3) Build a report bundle (Markdown + HTML)
Creates a timestamped folder under reports/ with report and plots. Accepts CSV/TSV/Parquet.
molprop-report results.parquet
Look for an output path like reports/results_report_YYYYMMDD_HHMMSS/report.html.
4) Generate picklists (CSV + HTML)
Picklists are operational “decision lists” derived from filters and sorts. Accepts CSV/TSV/Parquet.
# built-in picklists
molprop-picklists results.parquet --html
# list built-ins
molprop-picklists results.parquet --list-builtins
Optional: retrosynthesis planning (offline)
If you install AiZynthFinder and download its public model/stock bundle, you can generate retrosynthesis routes and browse them as an HTML site.
pip install -e .[retro]
# download AiZynthFinder public data + config
download_public_data aizynth_data
# run retrosynthesis on your results table
molprop-retro results.csv --config aizynth_data/config.yml --top-routes 5 --nproc 4
Notes: structure-of-record SMILES
Many tools need a single “structure-of-record” SMILES column. By default, MolProp Toolkit will prefer
Calc_Canonical_SMILES when present (the exact structure used for descriptor calculation), and will fall back
to Calc_Base_SMILES → Canonical_SMILES → Input_Canonical_SMILES → SMILES. You can override
this in individual tools with --smiles-col.

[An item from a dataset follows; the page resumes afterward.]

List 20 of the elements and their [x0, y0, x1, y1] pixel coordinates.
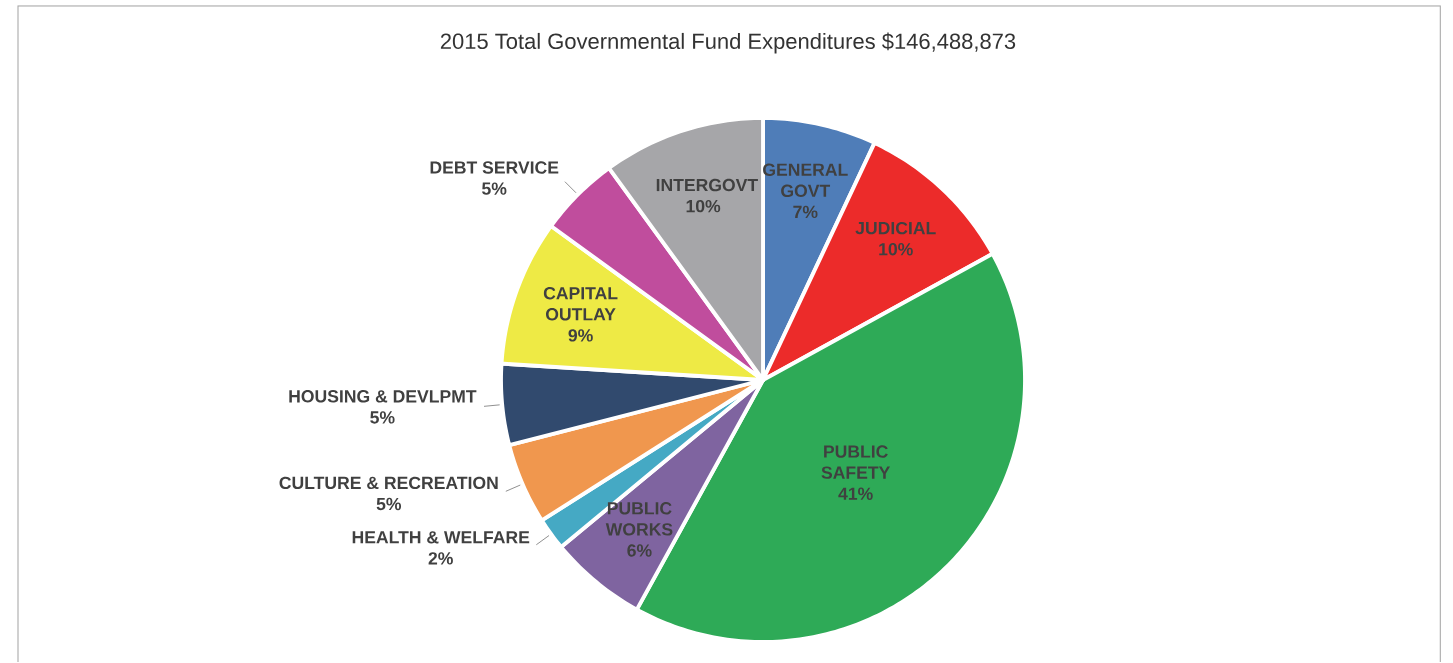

Common gotchas (public installs)
If the calculators fail to import RDKit, confirm you activated the conda environment before running the CLI.
If you only want to analyze an existing results table, you can run molprop-analyze, molprop-report,
and molprop-picklists as long as your file contains the expected columns (CSV/TSV/Parquet supported).